2.3 Enver Hoca’nın İktidara Gelişi ve İkinci Dünya Savaşı Sonrası Ülkedeki Gelişmeler

8 Eylül 1943’te İtalya’nın müttefiklere teslim olmasıyla, ülkede İtalyanların yerini Alman işgal kuvvetleri almıştır. Bu gelişen yeni durum karşısında, partizanlar genel seferberlik ve Arnavut halka ayaklanma çağrısında bulunmuşlardır. Aynı zamanda komünist liderler de Balli hareketini kırma kararı almışlardır. Partizan kuvvetlerinin Balli birliklerine saldırmasının hemen ardından iç savaşın alevleri güney Arnavutluk’a yayılmaya başlamıştır. Balli Kombetar bu saldırılarla kendi kuvvetleriyle başa çıkamayacağından Almanlardan destek almıştır. 1943-44 kışı, Balli kuvvetleri Almanlarla sıkı işbirliği içinde Ulusal Özgürlük Cephesini tamamen yok etmek amacıyla partizanlara saldırı düzenlemişlerdir. Bu saldırılar sonucunda Partizanlardan da birçok kayıp verilmiştir.

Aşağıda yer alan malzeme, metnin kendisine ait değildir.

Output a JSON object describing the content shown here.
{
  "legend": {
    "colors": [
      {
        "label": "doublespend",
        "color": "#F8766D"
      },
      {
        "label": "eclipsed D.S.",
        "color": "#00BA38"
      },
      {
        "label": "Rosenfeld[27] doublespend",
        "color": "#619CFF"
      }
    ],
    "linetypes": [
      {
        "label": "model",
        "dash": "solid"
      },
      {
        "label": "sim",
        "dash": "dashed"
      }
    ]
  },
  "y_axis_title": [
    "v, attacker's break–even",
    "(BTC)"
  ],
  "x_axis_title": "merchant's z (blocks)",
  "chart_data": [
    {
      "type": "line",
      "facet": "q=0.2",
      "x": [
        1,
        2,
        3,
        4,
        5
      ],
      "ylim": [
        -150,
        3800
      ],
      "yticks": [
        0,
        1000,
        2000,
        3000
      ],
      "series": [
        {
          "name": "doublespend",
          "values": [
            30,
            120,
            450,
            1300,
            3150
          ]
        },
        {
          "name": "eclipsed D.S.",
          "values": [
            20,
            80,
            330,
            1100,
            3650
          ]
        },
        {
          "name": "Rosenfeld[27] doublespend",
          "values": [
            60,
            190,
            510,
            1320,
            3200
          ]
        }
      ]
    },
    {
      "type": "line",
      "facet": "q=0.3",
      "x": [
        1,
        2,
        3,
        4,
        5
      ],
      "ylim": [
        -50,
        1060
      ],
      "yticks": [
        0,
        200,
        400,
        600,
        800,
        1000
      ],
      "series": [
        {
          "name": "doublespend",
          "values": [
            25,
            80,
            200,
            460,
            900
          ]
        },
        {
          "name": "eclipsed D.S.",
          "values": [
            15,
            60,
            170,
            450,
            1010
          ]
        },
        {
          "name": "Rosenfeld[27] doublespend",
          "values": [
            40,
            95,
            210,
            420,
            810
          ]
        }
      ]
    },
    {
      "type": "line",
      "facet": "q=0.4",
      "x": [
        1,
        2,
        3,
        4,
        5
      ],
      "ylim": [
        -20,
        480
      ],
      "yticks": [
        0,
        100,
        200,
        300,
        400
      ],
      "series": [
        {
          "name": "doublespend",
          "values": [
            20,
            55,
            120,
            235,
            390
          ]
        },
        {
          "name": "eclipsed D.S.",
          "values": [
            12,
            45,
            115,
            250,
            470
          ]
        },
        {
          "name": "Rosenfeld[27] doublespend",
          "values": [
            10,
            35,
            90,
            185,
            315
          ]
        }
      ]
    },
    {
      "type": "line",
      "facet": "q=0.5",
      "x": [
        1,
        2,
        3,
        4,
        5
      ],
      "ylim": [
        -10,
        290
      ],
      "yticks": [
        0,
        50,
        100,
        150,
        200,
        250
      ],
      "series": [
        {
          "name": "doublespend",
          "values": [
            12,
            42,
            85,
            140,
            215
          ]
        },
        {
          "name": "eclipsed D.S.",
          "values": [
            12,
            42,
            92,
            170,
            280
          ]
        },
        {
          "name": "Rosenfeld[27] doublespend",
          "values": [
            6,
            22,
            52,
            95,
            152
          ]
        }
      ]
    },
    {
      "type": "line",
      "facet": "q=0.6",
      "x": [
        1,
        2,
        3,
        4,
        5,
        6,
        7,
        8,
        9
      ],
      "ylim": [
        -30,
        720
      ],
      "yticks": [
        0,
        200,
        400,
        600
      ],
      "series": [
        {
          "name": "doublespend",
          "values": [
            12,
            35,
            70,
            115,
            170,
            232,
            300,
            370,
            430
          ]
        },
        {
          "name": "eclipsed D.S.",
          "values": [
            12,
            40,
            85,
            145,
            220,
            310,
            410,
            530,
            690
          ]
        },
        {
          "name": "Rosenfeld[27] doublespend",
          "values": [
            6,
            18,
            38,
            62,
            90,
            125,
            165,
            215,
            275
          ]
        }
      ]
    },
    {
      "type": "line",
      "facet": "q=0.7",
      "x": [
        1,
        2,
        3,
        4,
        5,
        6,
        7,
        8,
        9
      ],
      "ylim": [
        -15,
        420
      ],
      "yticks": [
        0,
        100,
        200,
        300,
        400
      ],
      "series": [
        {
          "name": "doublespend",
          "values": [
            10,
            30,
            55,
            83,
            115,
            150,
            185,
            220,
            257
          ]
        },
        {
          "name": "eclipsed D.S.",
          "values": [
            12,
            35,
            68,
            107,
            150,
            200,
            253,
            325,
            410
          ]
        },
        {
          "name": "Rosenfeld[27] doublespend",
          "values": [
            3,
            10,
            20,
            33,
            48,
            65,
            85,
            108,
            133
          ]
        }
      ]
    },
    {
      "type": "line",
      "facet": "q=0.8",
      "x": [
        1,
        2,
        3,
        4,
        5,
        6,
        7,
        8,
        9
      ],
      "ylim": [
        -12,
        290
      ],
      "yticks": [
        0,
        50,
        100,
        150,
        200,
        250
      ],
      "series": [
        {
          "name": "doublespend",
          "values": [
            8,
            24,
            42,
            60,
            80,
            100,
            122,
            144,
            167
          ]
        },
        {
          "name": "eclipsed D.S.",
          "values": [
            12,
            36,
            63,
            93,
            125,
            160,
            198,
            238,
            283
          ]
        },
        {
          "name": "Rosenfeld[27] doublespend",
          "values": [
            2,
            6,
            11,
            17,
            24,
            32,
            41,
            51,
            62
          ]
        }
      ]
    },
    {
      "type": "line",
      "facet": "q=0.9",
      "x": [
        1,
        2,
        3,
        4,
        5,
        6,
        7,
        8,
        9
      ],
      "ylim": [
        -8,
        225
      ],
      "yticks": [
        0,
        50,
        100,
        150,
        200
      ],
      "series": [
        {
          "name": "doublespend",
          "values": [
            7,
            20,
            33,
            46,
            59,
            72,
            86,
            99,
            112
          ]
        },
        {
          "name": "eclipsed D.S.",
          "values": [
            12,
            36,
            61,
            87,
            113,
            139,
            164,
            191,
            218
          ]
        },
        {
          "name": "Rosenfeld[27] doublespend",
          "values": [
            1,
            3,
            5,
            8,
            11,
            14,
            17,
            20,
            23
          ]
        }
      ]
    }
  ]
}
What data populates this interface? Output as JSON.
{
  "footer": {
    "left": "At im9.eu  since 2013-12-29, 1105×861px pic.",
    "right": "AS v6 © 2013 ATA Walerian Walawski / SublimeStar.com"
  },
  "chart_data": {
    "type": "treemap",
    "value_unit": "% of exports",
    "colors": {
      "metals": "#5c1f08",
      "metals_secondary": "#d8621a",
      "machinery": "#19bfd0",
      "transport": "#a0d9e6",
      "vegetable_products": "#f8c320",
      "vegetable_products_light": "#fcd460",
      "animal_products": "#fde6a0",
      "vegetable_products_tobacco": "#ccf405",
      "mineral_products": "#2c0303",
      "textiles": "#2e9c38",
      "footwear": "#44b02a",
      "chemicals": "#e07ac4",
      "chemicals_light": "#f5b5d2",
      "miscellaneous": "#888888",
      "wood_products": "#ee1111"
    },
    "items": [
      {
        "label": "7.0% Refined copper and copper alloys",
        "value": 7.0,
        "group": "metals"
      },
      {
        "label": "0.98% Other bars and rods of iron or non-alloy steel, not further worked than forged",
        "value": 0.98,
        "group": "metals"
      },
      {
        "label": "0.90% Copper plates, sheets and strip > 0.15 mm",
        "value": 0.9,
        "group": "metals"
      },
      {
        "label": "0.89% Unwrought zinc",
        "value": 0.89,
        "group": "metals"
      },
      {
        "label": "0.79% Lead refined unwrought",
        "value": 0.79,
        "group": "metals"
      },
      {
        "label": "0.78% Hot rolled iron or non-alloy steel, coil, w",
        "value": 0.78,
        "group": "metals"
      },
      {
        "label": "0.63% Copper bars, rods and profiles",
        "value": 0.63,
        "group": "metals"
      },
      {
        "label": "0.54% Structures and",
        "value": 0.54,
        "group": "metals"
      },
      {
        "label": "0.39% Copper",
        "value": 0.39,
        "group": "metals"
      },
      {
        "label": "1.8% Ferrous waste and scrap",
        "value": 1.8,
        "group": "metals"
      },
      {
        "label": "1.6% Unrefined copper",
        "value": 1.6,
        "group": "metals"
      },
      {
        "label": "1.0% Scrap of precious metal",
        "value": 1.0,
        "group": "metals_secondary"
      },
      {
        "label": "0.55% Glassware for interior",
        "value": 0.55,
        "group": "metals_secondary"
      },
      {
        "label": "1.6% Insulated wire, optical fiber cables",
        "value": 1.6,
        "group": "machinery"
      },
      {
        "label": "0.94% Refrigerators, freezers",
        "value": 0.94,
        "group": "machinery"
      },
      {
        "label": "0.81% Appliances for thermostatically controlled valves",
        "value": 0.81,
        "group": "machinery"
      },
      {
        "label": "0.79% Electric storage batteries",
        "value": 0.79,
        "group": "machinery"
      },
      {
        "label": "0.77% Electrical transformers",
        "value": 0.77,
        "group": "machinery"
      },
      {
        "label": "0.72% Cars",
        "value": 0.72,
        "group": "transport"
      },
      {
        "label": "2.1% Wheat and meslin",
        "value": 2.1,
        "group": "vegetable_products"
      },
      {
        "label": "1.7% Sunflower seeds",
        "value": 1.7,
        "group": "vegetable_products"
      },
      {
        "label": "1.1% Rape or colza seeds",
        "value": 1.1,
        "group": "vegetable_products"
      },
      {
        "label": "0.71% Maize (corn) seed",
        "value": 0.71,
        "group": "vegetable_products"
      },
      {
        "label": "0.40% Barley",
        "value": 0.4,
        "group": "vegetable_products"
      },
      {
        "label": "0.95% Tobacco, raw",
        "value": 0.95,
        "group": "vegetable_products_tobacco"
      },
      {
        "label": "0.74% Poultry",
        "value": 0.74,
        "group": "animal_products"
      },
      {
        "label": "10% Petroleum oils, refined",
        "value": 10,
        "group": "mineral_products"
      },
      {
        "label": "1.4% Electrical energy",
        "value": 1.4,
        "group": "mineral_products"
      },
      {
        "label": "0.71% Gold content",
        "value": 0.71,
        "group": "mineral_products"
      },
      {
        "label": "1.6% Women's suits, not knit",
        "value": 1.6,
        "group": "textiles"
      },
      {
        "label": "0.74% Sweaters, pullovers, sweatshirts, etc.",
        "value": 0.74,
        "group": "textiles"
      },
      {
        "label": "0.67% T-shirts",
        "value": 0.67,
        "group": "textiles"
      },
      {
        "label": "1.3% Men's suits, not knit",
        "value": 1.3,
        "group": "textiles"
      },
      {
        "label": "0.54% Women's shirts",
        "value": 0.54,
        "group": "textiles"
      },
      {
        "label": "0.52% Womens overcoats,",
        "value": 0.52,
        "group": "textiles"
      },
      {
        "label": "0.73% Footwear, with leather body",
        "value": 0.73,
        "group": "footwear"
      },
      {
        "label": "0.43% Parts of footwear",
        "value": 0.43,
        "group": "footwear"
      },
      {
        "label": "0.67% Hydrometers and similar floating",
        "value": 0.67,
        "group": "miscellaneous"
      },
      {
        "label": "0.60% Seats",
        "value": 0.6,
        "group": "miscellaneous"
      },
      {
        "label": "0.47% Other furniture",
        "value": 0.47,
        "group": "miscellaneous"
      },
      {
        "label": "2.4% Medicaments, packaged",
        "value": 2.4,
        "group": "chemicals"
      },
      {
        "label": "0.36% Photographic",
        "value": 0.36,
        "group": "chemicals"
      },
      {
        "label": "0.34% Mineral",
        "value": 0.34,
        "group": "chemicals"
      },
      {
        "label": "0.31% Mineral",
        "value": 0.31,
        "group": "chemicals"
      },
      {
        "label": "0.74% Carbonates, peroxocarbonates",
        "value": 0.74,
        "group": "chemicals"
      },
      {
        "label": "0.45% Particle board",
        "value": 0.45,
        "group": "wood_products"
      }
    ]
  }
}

Enver Hoca’nın da içinde bulunduğu partizan ordusu Aralık 1943’te düşman birlikleri tarafından kuşatılmış, bu kuşatma 1944 Mart’a kadar kırılamamıştır. Yine de Balli saldırıları başarısız olmuştur. Balli liderleri askeri olarak Almanlardan yararlansalar da, siyasi cephede partizanlar, Balli’nin Nazilerle olan işbirliği dolayısıyla Arnavut halkının desteğini almışlardır. 1944 Haziran’da Alman ve Balli birlikleri partizanlara karşı son saldırı çabalarını gerçekleştirmiş, ancak başarılı olamamışlardır. 14 Haziran 1944’te Hoca’nın emrinde Arnavutluk Ulusal Özgürlük Ordusu Alman işgalcilere ve Balli Kombetar’a karşı atakta bulunmuş ve Kasım

120 Ali Özkan, a.g.e,, s. 2061. 121 Sokol Brahaj, a.g.e., s.16.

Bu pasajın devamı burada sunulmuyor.